To the trainer, another jockey may not have produced the same result in the $50,000 Class 4 Division 2 race over the Polytrack 1,200m.
The Brazilian certainly earned every cent of his riding fee aboard the Shamus Award six-year-old right from barrier rise.
Plotting a wide course, he had Siam Royal Orchid off the bridle for most of the journey.
However, the gelding showed no let-up, even quickening inside the last 200m to post an impressive 1/2-length victory over last-start Class 5 winner King Zoustar (A’Isisuhairi Kasim).

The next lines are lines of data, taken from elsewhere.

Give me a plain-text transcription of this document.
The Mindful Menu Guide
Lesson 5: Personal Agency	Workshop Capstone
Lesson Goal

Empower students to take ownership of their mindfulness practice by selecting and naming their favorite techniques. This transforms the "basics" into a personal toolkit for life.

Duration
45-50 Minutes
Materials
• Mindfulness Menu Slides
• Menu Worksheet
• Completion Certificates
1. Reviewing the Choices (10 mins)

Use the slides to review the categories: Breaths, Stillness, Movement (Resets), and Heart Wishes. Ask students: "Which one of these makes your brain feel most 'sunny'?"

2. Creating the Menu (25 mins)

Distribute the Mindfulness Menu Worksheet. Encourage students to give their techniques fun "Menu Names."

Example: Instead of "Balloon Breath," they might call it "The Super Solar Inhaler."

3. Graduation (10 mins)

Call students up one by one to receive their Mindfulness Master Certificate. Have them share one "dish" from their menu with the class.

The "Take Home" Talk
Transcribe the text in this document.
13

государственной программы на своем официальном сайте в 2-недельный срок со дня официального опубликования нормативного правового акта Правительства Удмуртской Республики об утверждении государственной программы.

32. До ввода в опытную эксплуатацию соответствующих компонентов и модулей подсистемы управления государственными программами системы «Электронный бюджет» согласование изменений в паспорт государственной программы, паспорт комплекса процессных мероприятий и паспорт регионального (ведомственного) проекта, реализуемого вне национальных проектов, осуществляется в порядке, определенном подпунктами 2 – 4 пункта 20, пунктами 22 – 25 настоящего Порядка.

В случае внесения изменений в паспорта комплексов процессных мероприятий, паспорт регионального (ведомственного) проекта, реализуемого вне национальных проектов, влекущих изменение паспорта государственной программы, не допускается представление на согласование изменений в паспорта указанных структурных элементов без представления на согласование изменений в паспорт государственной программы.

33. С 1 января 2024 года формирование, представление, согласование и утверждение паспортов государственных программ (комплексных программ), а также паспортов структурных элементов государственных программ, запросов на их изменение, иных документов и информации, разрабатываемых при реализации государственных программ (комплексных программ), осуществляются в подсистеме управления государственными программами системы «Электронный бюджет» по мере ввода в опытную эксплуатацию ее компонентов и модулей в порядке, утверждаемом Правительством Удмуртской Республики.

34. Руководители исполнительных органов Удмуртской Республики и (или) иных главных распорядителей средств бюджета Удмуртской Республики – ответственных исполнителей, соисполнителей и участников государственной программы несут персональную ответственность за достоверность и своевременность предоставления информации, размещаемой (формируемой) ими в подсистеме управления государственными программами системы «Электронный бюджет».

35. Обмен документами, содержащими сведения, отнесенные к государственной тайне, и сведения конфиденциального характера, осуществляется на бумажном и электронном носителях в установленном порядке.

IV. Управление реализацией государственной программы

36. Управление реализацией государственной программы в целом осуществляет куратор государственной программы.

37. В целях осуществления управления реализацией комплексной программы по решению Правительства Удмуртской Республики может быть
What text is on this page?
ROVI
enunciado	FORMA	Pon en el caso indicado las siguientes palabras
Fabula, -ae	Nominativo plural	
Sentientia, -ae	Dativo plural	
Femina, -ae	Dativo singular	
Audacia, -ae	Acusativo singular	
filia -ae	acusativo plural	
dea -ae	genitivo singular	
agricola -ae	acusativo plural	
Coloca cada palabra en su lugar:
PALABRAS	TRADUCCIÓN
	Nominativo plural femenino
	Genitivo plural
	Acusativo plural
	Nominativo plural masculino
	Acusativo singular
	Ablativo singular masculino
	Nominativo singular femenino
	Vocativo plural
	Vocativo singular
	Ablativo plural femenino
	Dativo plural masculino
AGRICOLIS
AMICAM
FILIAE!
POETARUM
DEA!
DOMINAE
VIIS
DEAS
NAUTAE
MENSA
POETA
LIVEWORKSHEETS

Clements, who now races the former Thai-owned gelding himself, said past experience was key to Nunes’ unorthodox but effective ride.
“Nunes sat on him twice before and got to know him better,” said the Zimbabwe-born Singaporean, in reference to Siam Royal Orchid’s last two starts for a second and a third, both to Big Tiger.
“He rode a fantastic race. I was just telling my assistant trainer Michael White this morning it was the rider who won the race.
“This horse is lazy, both in training and in his races. But Nunes was on his case right from the get-go.
“Without going crazy, he rode him along the whole way to get some momentum. He had to come a bit wide, but he had a strong momentum and he kept him going.
“When a jockey rides this way, the result is usually not so good, but they finished strongly.
“Having a bit of knowledge of the horse did help Nunes get the best out of him.”
It was Siam Royal Orchid’s first win after more than a year and fifth in 29 starts. All his victories were over the Poly 1,200m.
Clements knows he may not bloom much more.
“He is more in his element at the top of Class 4. We’ll just run him where he is comfortable,” he said.
“He is getting on a bit, but he’s a very sound horse. He seems to also prefer the Polytrack.”
Nunes may have contributed only one of his wins, but the kick he got out of it – the second leg of yet another four-timer – was well worth the hard work put in.
“He’s such a big horse, and is not easy to ride. You have to ride him all the way through,” said the three-time Singapore champion and this season’s runaway leader.
“I’m very pleased to get the results, as I knew the horse better after two rides, and I knew I had to get busy with him from the start.
“ It was hard work and the rain didn’t help, but I’m fit now.
“I was actually happy when I saw the draw in barrier No. 5 even though it was not a big field. I was worried I cannot take him out if he misses the start.”
More combinations will certainly be afoot for Clements and Nunes. But not in Saturday’s $1 million Group 1 Kranji Mile (1,600m).
Clements is fielding a quartet – Heartening Flyer, Spirit Of Big Bang, Top Knight and Trumpy, but Nunes is riding Katak for Ricardo Le Grange.
He has booked Louis-Philippe Beuzelin, Shafrizal Saleh, Benny Woodworth and apprentice jockey Hakim Kamaruddin on Spirit Of Big Bang, Heartening Flyer, Top Knight and Trumpy respectively.
The big-race trainer is, for once, not in charge of any leading fancy in the much-awaited first feature race of the year, but stays upbeat.
If he had to single out a “smokie”, he was inclined to pick Heartening Flyer, despite the Excelebration five-year-old’s patchy recent form.
“The weight-for-age conditions work against my three horses. It won’t be easy for them, but they will all enjoy getting over the distance,” he said.
“Heartening Flyer didn’t run well at his last start. He’s not the soundest horse around, and we’ve tried to cut the corners to turn him around.
“We’ve always believed he was up to Group 1 level, but he hasn’t had the right opportunities. To me, he’s the dark horse in the race if things come right on the day.
“Hard Too Think had a good run at his last start, the Lim’s horses (Lim’s Lightning and Lim’s Kosciuszko) seemed better this week. But I think Hard Too Think will be the horse to beat.”